Wednesday, June 23, 2010

In my opinion General McChrystal will survive this ordeal not because he is the best man for the job but because he is the only man for the job. Discussion around the camp fire here in Afghanistan has centered around who would be a suitable replacement for McChrystal and the only name that really holds any water is Lt. General David Rodriguez who came to Afghanistan at the same time as McChrystal to run the ISAF Joint Command (ICJ). The IJC is the operational arm of the coalition here, devoted to running the day to day operations of the war. While General Rodriguez could assume control of ISAF without a large learning curve, this would cause and even larger problem by leaving the positional of operational commander vacant at the height of the deadliest fighting season seen in the past 9 years of the war.

The other four names being floated in the press as possible replacements are all decorated soldiers but not one of them has the background or institutional knowledge required to assume command of a war as complicated as this one.

General James Mattis:
General Mattis is currently Commander of Joint Forces Command. Talk about someone with a past for making outrageous comments to the press. General Mattis is also a marine which will likely disqualify him from the top spot in Afghanistan. The Marine Corps has been the slowest to adopt Counterinsurgency practices, instead preferring to rely on the same battle tested tactics that brought them victory in Fallujah.

LT. General Allen:
As deputy commander of Centcom, General Allen would have a decent understanding of ongoing operations in Afghanistan but there would still be a significant learning curve involved if he were to assume command in Afghanistan. Furthermore, he is a marine and as I mentioned earlier the marine's do not have the best reputation when it comes to counterinsurgency practices.

General Martin Dempsey:
General Dempsey has Iraq experience but Iraq is not Afghanistan. Yes it is true that General McChrystal came to Afghanistan after fighting in Iraq for several years, however, as a Special Forces Commander he had the advantage of being well versed in COIN principles whereas General Dempsey is not.
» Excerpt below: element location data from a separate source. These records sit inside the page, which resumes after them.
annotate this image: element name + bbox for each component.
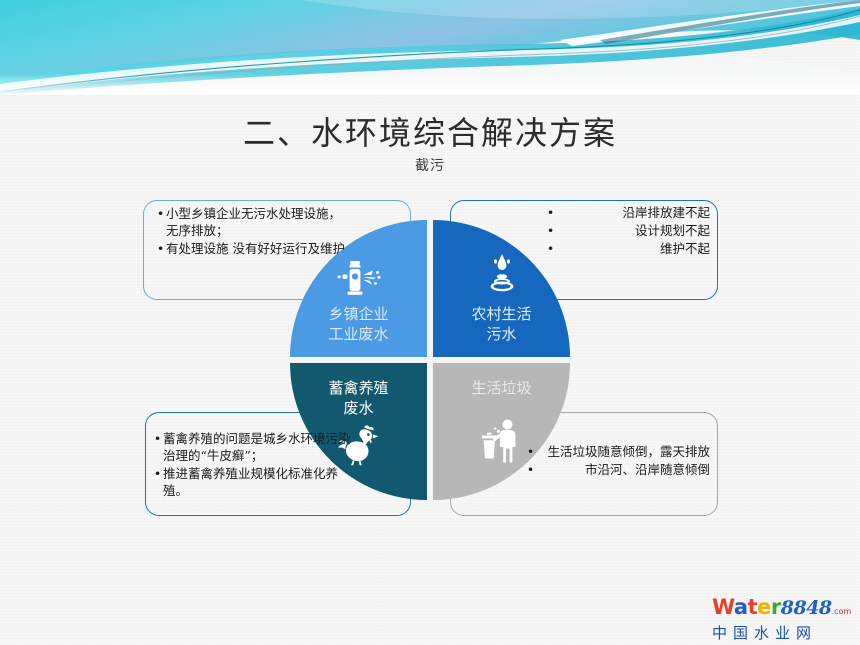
list-item: • 蓄禽养殖的问题是城乡水环境污染治理的“牛皮癣”； [152,430,357,464]
quadrant-label-line1: 乡镇企业 [290,304,427,324]
quadrant-label-rural-domestic-sewage: 农村生活 污水 [433,304,570,344]
bullet-dot: • [525,443,536,460]
list-item: • 小型乡镇企业无污水处理设施，无序排放； [155,205,345,239]
bullet-dot: • [152,430,163,464]
trash-person-icon [478,418,526,464]
quadrant-label-line1: 蓄禽养殖 [290,378,427,398]
bullet-text: 推进蓄禽养殖业规模化标准化养殖。 [163,465,357,499]
bullet-text: 有处理设施 没有好好运行及维护 [166,240,345,257]
list-item: • 生活垃圾随意倾倒，露天排放 [525,443,710,460]
bullet-dot: • [545,204,556,221]
water-drop-icon-wrap [433,252,570,300]
watermark-logo[interactable]: Water8848.com 中国水业网 [712,596,851,642]
header-wave-graphic [0,0,860,95]
logo-com-suffix: .com [832,607,852,616]
list-item: • 维护不起 [545,240,710,257]
bullet-dot: • [155,240,166,257]
quadrant-label-line2: 工业废水 [290,324,427,344]
list-item: • 沿岸排放建不起 [545,204,710,221]
quadrant-label-line2: 废水 [290,398,427,418]
list-item: • 有处理设施 没有好好运行及维护 [155,240,345,257]
fire-hydrant-icon [336,258,382,298]
quadrant-label-township-industrial-wastewater: 乡镇企业 工业废水 [290,304,427,344]
bullet-text: 蓄禽养殖的问题是城乡水环境污染治理的“牛皮癣”； [163,430,357,464]
list-item: • 设计规划不起 [545,222,710,239]
logo-letter-w: W [712,595,734,619]
bullet-text: 维护不起 [556,240,710,257]
bullet-dot: • [525,461,536,478]
bullet-dot: • [545,240,556,257]
slide-canvas: 二、水环境综合解决方案 截污 [0,0,860,645]
callout-text-bottom-right: • 生活垃圾随意倾倒，露天排放 • 市沿河、沿岸随意倾倒 [525,443,710,479]
logo-letter-a: a [734,595,748,619]
quadrant-label-domestic-garbage: 生活垃圾 [433,378,570,398]
logo-number: 8848 [781,597,832,619]
water-drop-icon [477,252,527,296]
bullet-dot: • [545,222,556,239]
quadrant-label-line1: 农村生活 [433,304,570,324]
quadrant-label-line2: 污水 [433,324,570,344]
bullet-text: 生活垃圾随意倾倒，露天排放 [536,443,710,460]
logo-letter-e: e [757,595,771,619]
page-title: 二、水环境综合解决方案 [0,108,860,154]
logo-wordmark: Water8848.com [712,596,851,623]
logo-chinese-name: 中国水业网 [712,624,851,642]
bullet-dot: • [155,205,166,239]
quadrant-label-livestock-breeding-wastewater: 蓄禽养殖 废水 [290,378,427,418]
callout-text-top-right: • 沿岸排放建不起 • 设计规划不起 • 维护不起 [545,204,710,258]
callout-text-top-left: • 小型乡镇企业无污水处理设施，无序排放； • 有处理设施 没有好好运行及维护 [155,205,345,258]
header-wave-banner [0,0,860,95]
bullet-text: 沿岸排放建不起 [556,204,710,221]
bullet-text: 市沿河、沿岸随意倾倒 [536,461,710,478]
fire-hydrant-icon-wrap [290,258,427,302]
logo-letter-r: r [771,595,781,619]
quadrant-label-line1: 生活垃圾 [433,378,570,398]
list-item: • 推进蓄禽养殖业规模化标准化养殖。 [152,465,357,499]
page-subtitle: 截污 [0,155,860,175]
bullet-text: 设计规划不起 [556,222,710,239]
callout-text-bottom-left: • 蓄禽养殖的问题是城乡水环境污染治理的“牛皮癣”； • 推进蓄禽养殖业规模化标… [152,430,357,500]
list-item: • 市沿河、沿岸随意倾倒 [525,461,710,478]
bullet-text: 小型乡镇企业无污水处理设施，无序排放； [166,205,345,239]
bullet-dot: • [152,465,163,499]
logo-letter-t: t [748,595,758,619]
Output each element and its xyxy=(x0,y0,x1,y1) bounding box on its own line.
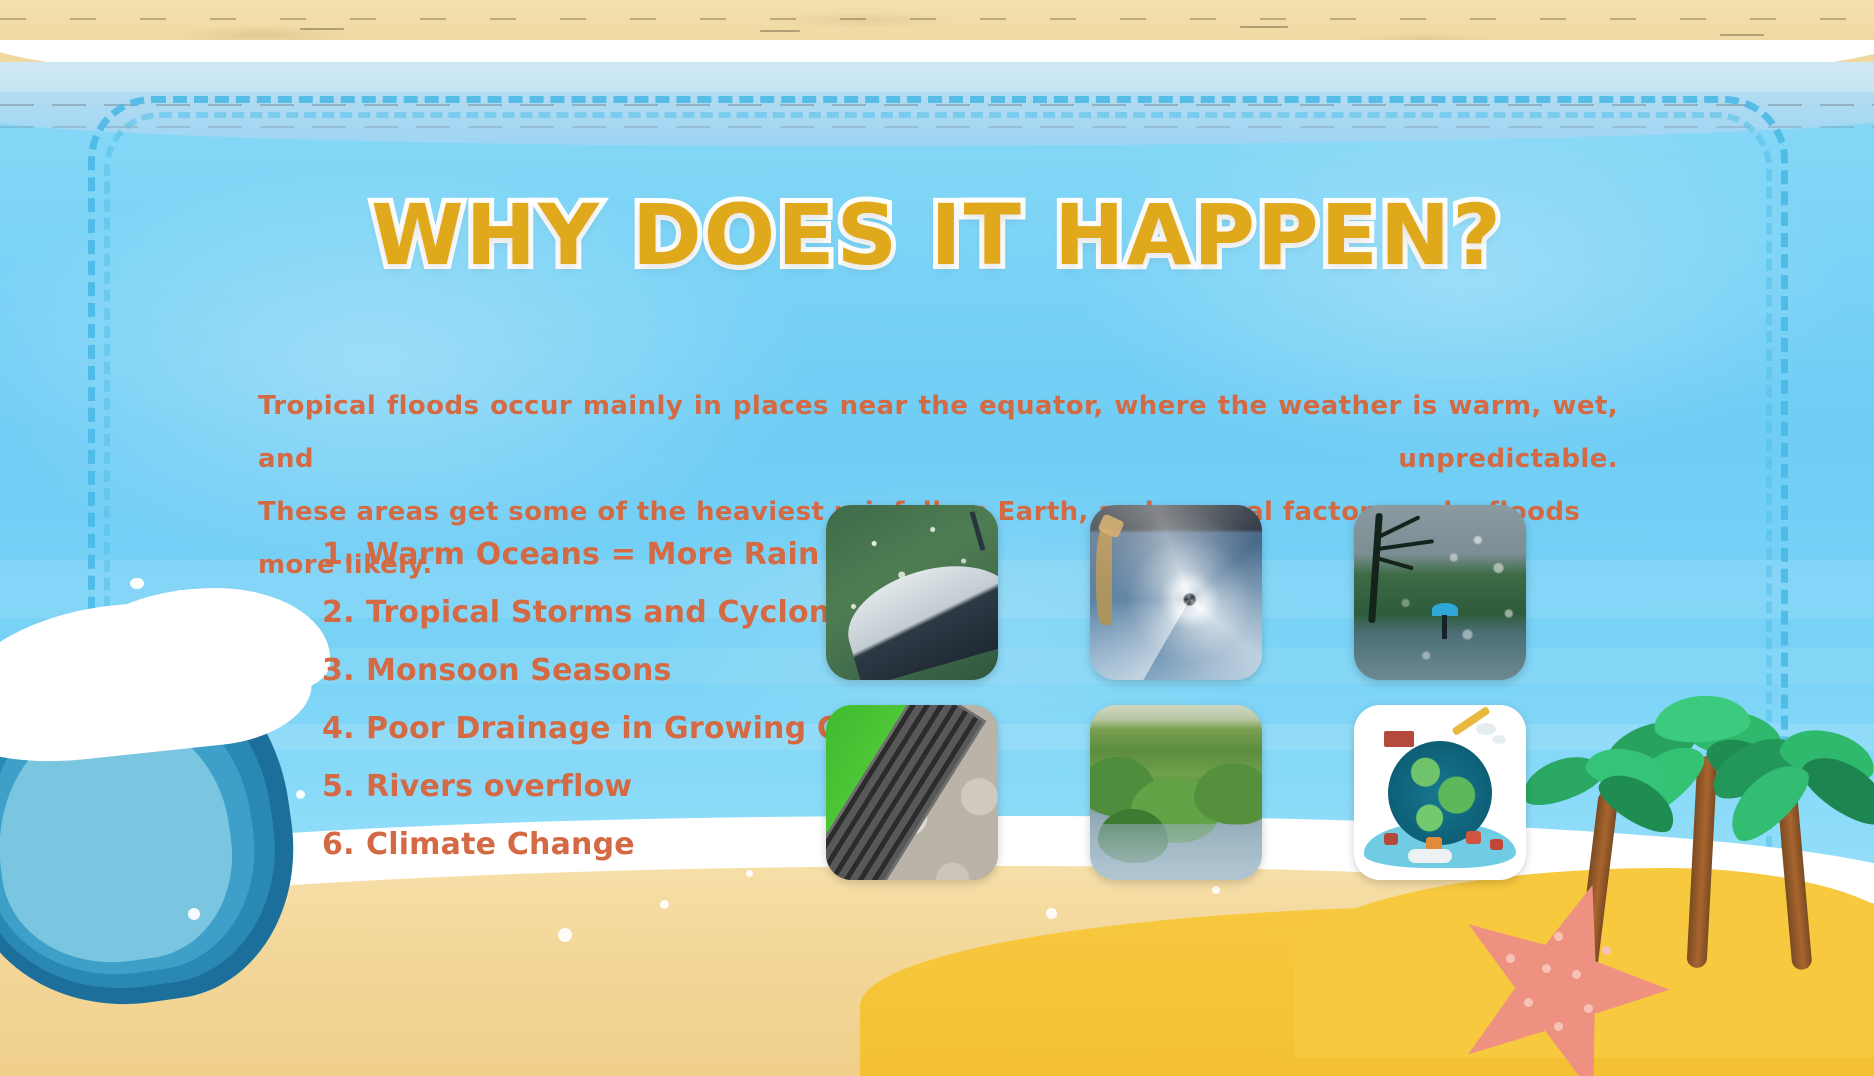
slide-content: WHY DOES IT HAPPEN? Tropical floods occu… xyxy=(0,0,1874,1076)
photo-grid xyxy=(826,505,1526,880)
page-title: WHY DOES IT HAPPEN? xyxy=(0,186,1874,284)
list-item: 3. Monsoon Seasons xyxy=(322,642,802,700)
list-item-label: Tropical Storms and Cyclones xyxy=(366,584,869,642)
reasons-list: 1. Warm Oceans = More Rain 2. Tropical S… xyxy=(322,526,802,874)
list-item: 4. Poor Drainage in Growing Cities xyxy=(322,700,802,758)
intro-line-1: Tropical floods occur mainly in places n… xyxy=(258,380,1618,486)
hurricane-photo xyxy=(1090,505,1262,680)
list-item: 2. Tropical Storms and Cyclones xyxy=(322,584,802,642)
list-item-label: Warm Oceans = More Rain xyxy=(366,526,820,584)
list-item: 5. Rivers overflow xyxy=(322,758,802,816)
list-item-number: 4. xyxy=(322,700,356,758)
monsoon-rain-photo xyxy=(1354,505,1526,680)
list-item-label: Rivers overflow xyxy=(366,758,632,816)
climate-change-photo xyxy=(1354,705,1526,880)
list-item-label: Monsoon Seasons xyxy=(366,642,672,700)
list-item-number: 5. xyxy=(322,758,356,816)
list-item: 1. Warm Oceans = More Rain xyxy=(322,526,802,584)
list-item-number: 6. xyxy=(322,816,356,874)
storm-drain-photo xyxy=(826,705,998,880)
list-item-label: Climate Change xyxy=(366,816,635,874)
slide-canvas: WHY DOES IT HAPPEN? Tropical floods occu… xyxy=(0,0,1874,1076)
rain-umbrella-photo xyxy=(826,505,998,680)
list-item-number: 3. xyxy=(322,642,356,700)
flooded-river-photo xyxy=(1090,705,1262,880)
list-item-number: 1. xyxy=(322,526,356,584)
list-item: 6. Climate Change xyxy=(322,816,802,874)
list-item-number: 2. xyxy=(322,584,356,642)
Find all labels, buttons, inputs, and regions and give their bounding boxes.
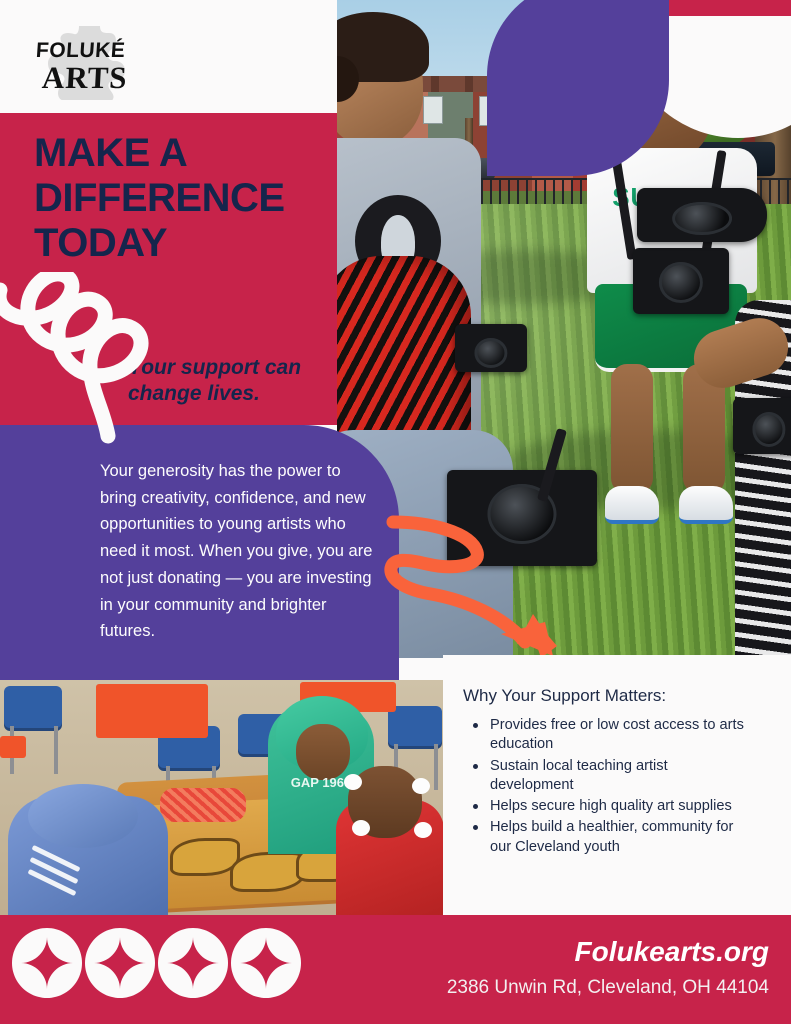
list-item: Sustain local teaching artist developmen… <box>488 757 748 796</box>
photo-dslr-camera <box>733 398 791 454</box>
logo-line1: FOLUKÉ <box>35 40 126 61</box>
support-benefits-list: Provides free or low cost access to arts… <box>466 716 748 859</box>
donation-flyer: SUMMER FOLUKÉ ARTS MAKE A DIFFERENCE TOD… <box>0 0 791 1024</box>
list-item: Helps build a healthier, community for o… <box>488 818 748 857</box>
list-item: Provides free or low cost access to arts… <box>488 716 748 755</box>
list-item: Helps secure high quality art supplies <box>488 797 748 816</box>
red-table-cover <box>96 684 208 738</box>
photo-sneaker <box>679 486 733 524</box>
four-point-star-badge-icon <box>231 928 301 998</box>
hair-bow <box>412 778 430 794</box>
support-card-title: Why Your Support Matters: <box>463 686 666 706</box>
body-paragraph: Your generosity has the power to bring c… <box>100 458 375 645</box>
photo-dslr-camera <box>455 324 527 372</box>
orange-zigzag-arrow-icon <box>383 508 563 668</box>
classroom-chair <box>388 706 442 746</box>
footer-badge-row <box>12 928 301 998</box>
hair-bow <box>414 822 432 838</box>
red-table-cover <box>0 736 26 758</box>
photo-telephoto-lens <box>637 188 767 242</box>
logo-line2: ARTS <box>41 62 128 93</box>
four-point-star-badge-icon <box>85 928 155 998</box>
four-point-star-badge-icon <box>158 928 228 998</box>
street-address: 2386 Unwin Rd, Cleveland, OH 44104 <box>447 978 769 997</box>
classroom-chair <box>4 686 62 728</box>
child-hood <box>28 784 138 848</box>
chair-leg <box>434 744 438 790</box>
classroom-photo: GAP 1969 <box>0 680 443 917</box>
website-url[interactable]: Folukearts.org <box>575 938 769 966</box>
photo-window <box>423 96 443 124</box>
chair-leg <box>54 726 58 774</box>
red-yarn-pile <box>160 788 246 822</box>
child-face <box>296 724 350 780</box>
hair-bow <box>344 774 362 790</box>
photo-sneaker <box>605 486 659 524</box>
hair-bow <box>352 820 370 836</box>
page-title: MAKE A DIFFERENCE TODAY <box>34 131 324 265</box>
paper-fish-artwork <box>230 852 306 892</box>
four-point-star-badge-icon <box>12 928 82 998</box>
photo-dslr-camera <box>633 248 729 314</box>
brand-logo[interactable]: FOLUKÉ ARTS <box>30 22 140 100</box>
photo-person-leg <box>611 364 653 494</box>
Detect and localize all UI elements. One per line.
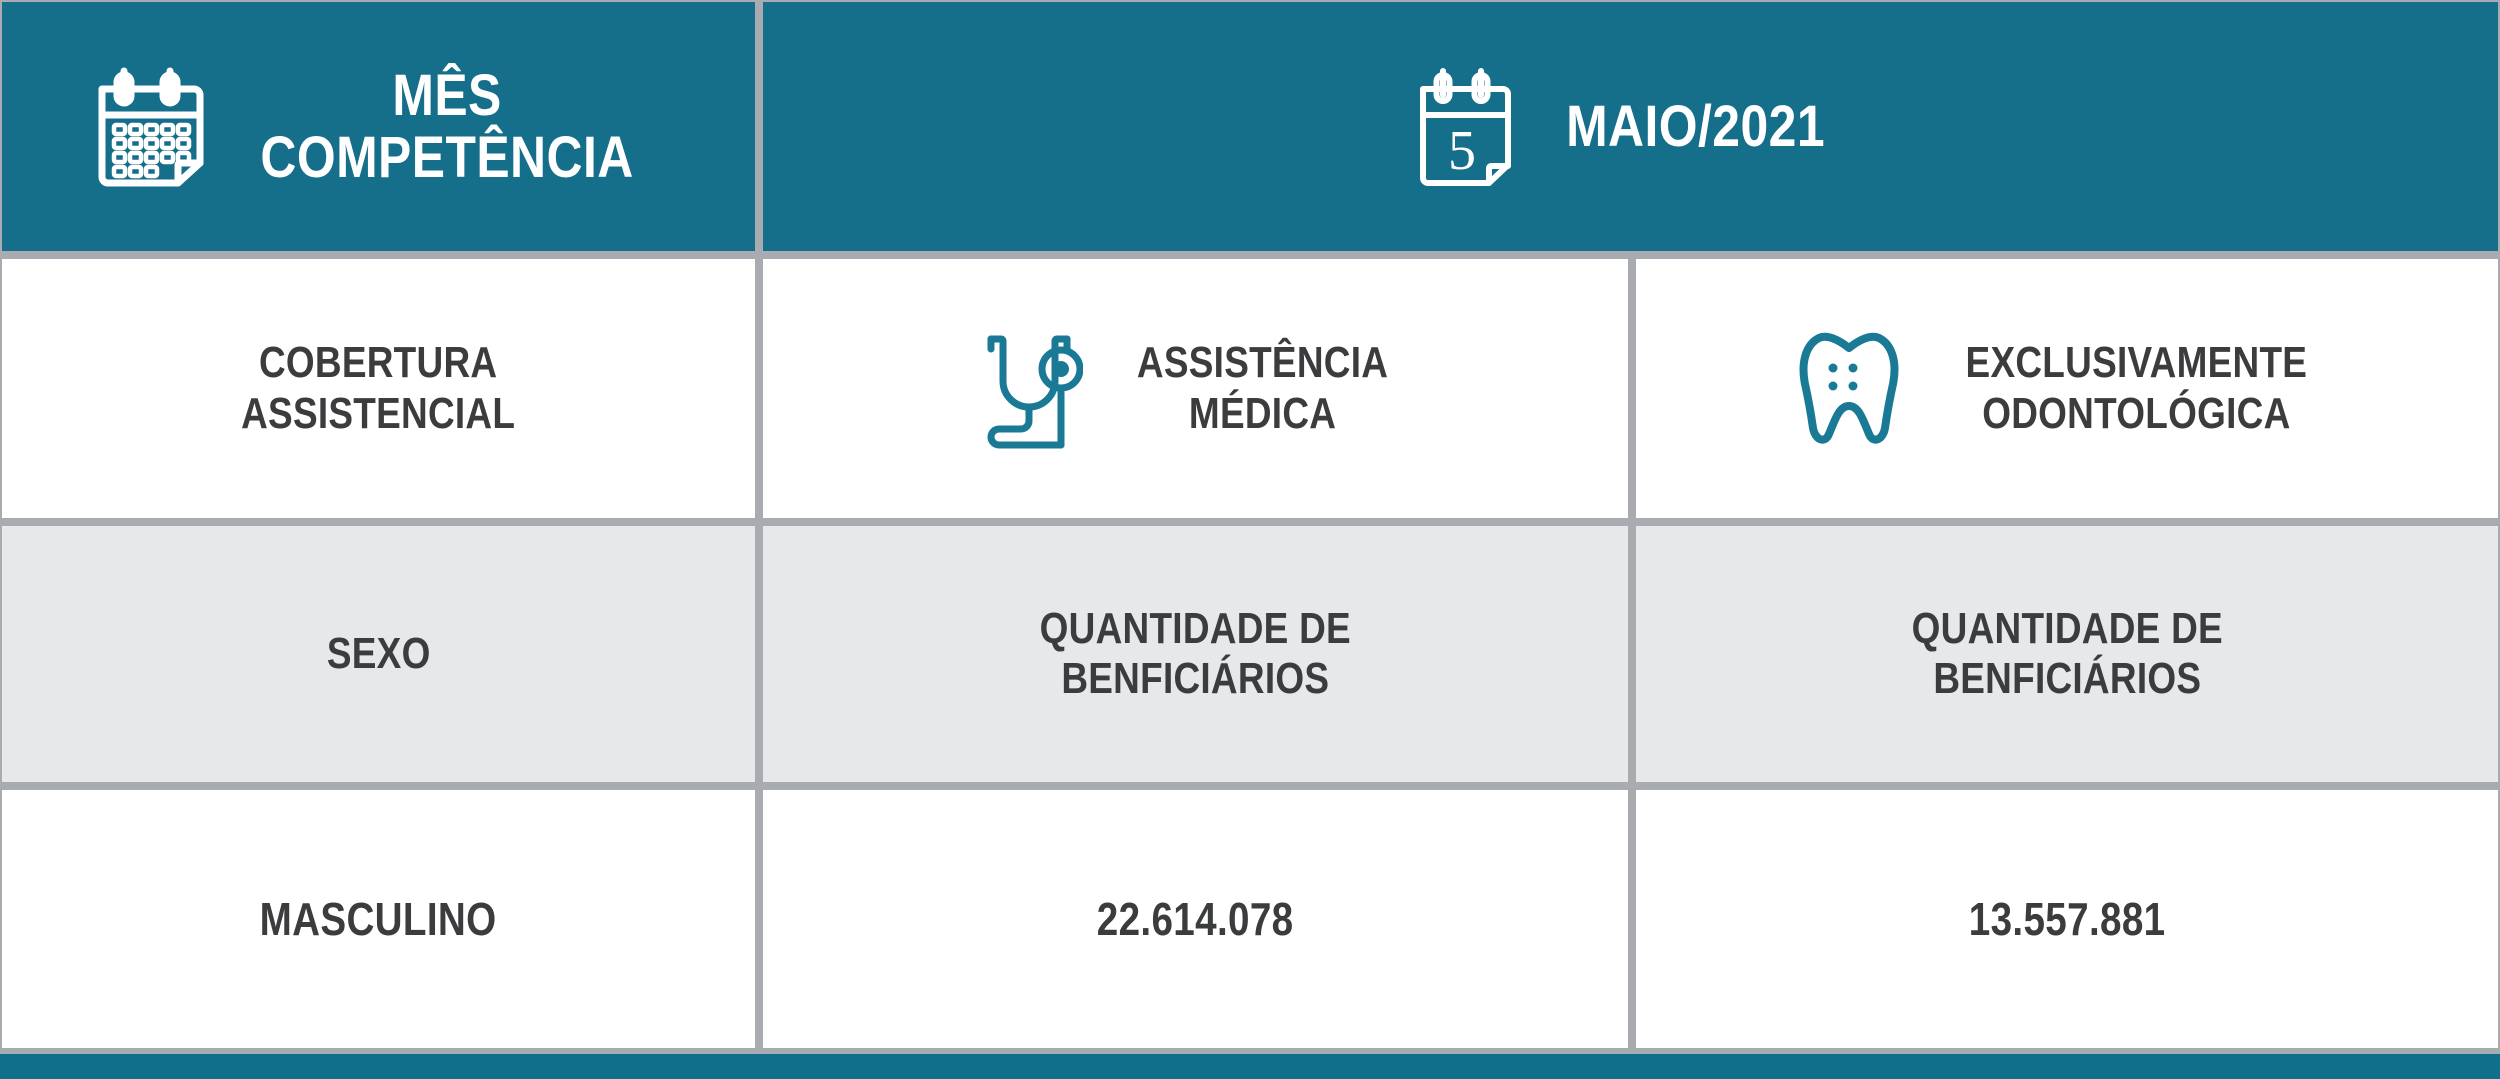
- coverage-col-medical-label: ASSISTÊNCIA MÉDICA: [1137, 338, 1388, 438]
- header-cell-period-label: MÊS COMPETÊNCIA: [2, 2, 755, 251]
- coverage-col-dental-cell: EXCLUSIVAMENTE ODONTOLÓGICA: [1636, 259, 2498, 518]
- column-header-sexo-label: SEXO: [327, 629, 431, 679]
- coverage-col-medical-cell: ASSISTÊNCIA MÉDICA: [763, 259, 1628, 518]
- column-header-sexo: SEXO: [2, 526, 755, 782]
- table-cell-medical-count: 22.614.078: [763, 790, 1628, 1048]
- bottom-accent-bar: [0, 1054, 2500, 1079]
- coverage-row-label: COBERTURA ASSISTENCIAL: [241, 338, 515, 438]
- cell-value: 22.614.078: [1097, 892, 1294, 946]
- period-value: MAIO/2021: [1566, 96, 1825, 157]
- stethoscope-icon: [979, 329, 1083, 449]
- header-cell-period-value: 5 MAIO/2021: [763, 2, 2498, 251]
- table-row-label-masculino: MASCULINO: [2, 790, 755, 1048]
- cell-value: 13.557.881: [1969, 892, 2166, 946]
- column-header-qtd-medical: QUANTIDADE DE BENFICIÁRIOS: [763, 526, 1628, 782]
- column-header-qtd-dental-label: QUANTIDADE DE BENFICIÁRIOS: [1911, 604, 2222, 704]
- row-label: MASCULINO: [260, 892, 497, 946]
- coverage-col-dental-label: EXCLUSIVAMENTE ODONTOLÓGICA: [1965, 338, 2307, 438]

Navy Adm. James Stavridis:
Is an intelligent man and has proven himself as a skilled commander of both SOUTHCOM and as Supreme Allied Commander-Europe (SACEUR). However, he has very little experience with the conflict in Afghanistan and has had zero experience implementing COIN in the field. Furthermore, the Army represents the vast majority of the troops currently fighting on the ground here in Afghanistan and as a result any successor to McChrystal would have to come from the ground forces, most likely the Army.

2 comments:

Anon said...

Excellent analysis on the Marine Corps being the slowest to adopt COIN practices Jeremy! Did you read that somewhere? You need to go back to the drawing board and use your research assistant skills to come up with YOUR OWN qualitative information regarding this topic, because your remarks sound like you haven't set foot in either Iraq or Afghanistan and personally saw or conducted COIN alongside a branch of service. Have you? That's the problem with you liberal and conservative writers... All the opinions in the world, yet only a handful of you get to see what's really going on with your own eyes. Good luck on your thesis & capstone, I really hope the chair and committee buy into whatever you have to write about.

Jeremy said...

I am in Afghanistan actually. See that is the problem, you naturally assumed that I didn't actually know anything simply because I am a blogger or perhaps its because I am an academic. In reference to your obvious disagreement with what I said regarding the Marine Corps' reluctance to adopt COIN principles, the fact is that in Iraq, specifically in Anbar, the marines were some of the best counterinsurgents. However, what we fail to recognize is that the U.S. military got very lucky in Anbar when Al-Qaeda and other foreign fighters over played their hand and started mistreating the local Sunni population. In Afghanistan we should not count on getting lucky. The marines in Helmand (where by the way I have been) are still very much in the business of search of destroy when it comes to battling the insurgency here. One need only look at the monthly counterinsugency leaders course run by the counterinsurgency training center in Kabul to see that the marine corps is by far the least represented service.

Thank you very much for your comments, but in the future please refrain from automatically assuming that bloggers don't know anything.